Triple-A rated Maryland is not a high-volume issuer of tax-exempt debt, typically floating general obligation bonds only twice a year. All issuers in the state sold a combined $6.4 billion in bonds during 2007, ranking 22d in total volume for states nationwide, according to Thomson Financial.

“To the extent that you have a rising state income tax and more demand for in-state paper, that translates to lower yields to issuers,” Smith said. “There is always a demand factor for in-state paper. To the extent that you are in a state with a high income tax rate that has very low supply, then you are going to see more of a premium paid for in-state paper. So those yields are going to fall lower.”

“On the other hand if you are within a state that has more than ample supply of debt being brought to market, that supply has to reach outside of the state demand and reach national demand,” he continued. “In that case, those yields are going to have to rise to the point where an out-of-state investor would be interested in buying the paper.”

Maryland expects to sell $350 million of general obligation bonds on Feb. 27 and plans to issue again in July, according to debt management director Patti Konrad. The state last hit the market in August when it sold $375 million of GOs.

The prevailing out-of-state-bond taxing practice has come under fire from some investors and is the focus of Kentucky v. Davis, a case that has reached the Supreme Court. Plaintiffs say that Kentucky’s practice of taxing out-of-state bonds owned by state residents is a violation of the dormant clause of the Constitution. If the court rules in favor of Kentucky and deems its bond-taxing policy constitutional, then the status quo of the municipal market would be upheld, allowing 42 other states to continue with their taxing practices. But if the court rules in favor of Davis, states could no longer exempt just their own debt. A decision is expected by summer.

“What we are facing right now is the decision on the Kentucky v.

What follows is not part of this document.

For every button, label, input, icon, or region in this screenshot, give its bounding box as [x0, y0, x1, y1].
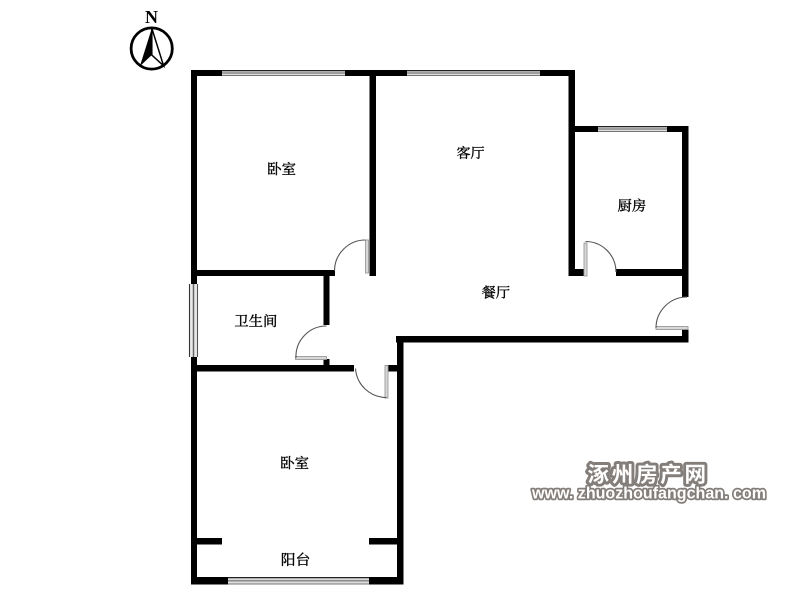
- svg-text:N: N: [145, 7, 158, 27]
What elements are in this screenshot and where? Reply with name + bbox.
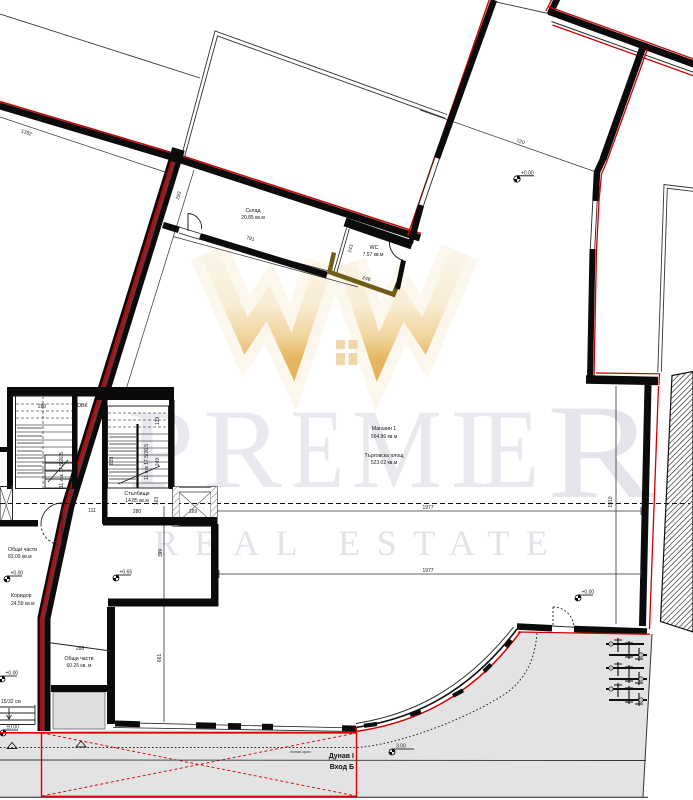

Davis case before the Supreme Court, which could have substantial ramifications on the benefit for in-state tax exemptions among states,” Smith said.Under the new tax regime, those with marginal income over $200,000, or $150,000 for single filers without children, will be subject to a 5% tax. People who make over $350,000, or $300,000 for single filers, will be taxed at a 5.25% rate and Marylanders with income over $500,000 will be taxed at 5.5%.

The new tax regime went into effect at the beginning of the year. The previous rate had maxed out at 4.75% for anyone with taxable income over $3,000.

Thomson’s Municipal Market Data indicates that as of late last week, 30-year Maryland GOs yielded 4.18% for a full taxable equivalent yield of 6.75%. The taxable equivalent yield represents the rate an investor would need to earn from a taxable investment to equal the tax-free yield.

The tax rate hike was part of a package of tax increases enacted to help close a $1.7 billion state budget shortfall for fiscal 2009. The package also increased the corporate tax rate and raised the state sales tax, while expanding it to cover more services.

The higher taxes have been challenged in a lawsuit filed by Maryland Republicans last month. The suit claims that the taxes cannot be imposed because the General Assembly violated a provision of the state constitution during the special session that prohibits either chamber from adjourning for more than three days without approval of the other body. However, a judge last week sided with Democrats that the technicality does not invalidate the work of the special session. Republicans are considering whether to appeal.

In total, the new taxes are expected to raise about $1.3 billion. Spending cuts to close the remaining budget gap will be determined by Gov. Martin O’Malley and the legislature during the annual 90-day session that began Wednesday.

Standard & Poor’s, Moody’s Investors Service, and Fitch Ratings all rate Maryland triple-A and anticipate the state will deal with its budget shortfall in the coming session.

“We expect them to address it,” said Standard & Poor’s analyst Robin Prunty. “What they choose or propose to address the structural budget deficit is a policy issue for the state, but that they address it this year is what we are most concerned about from a credit perspective.”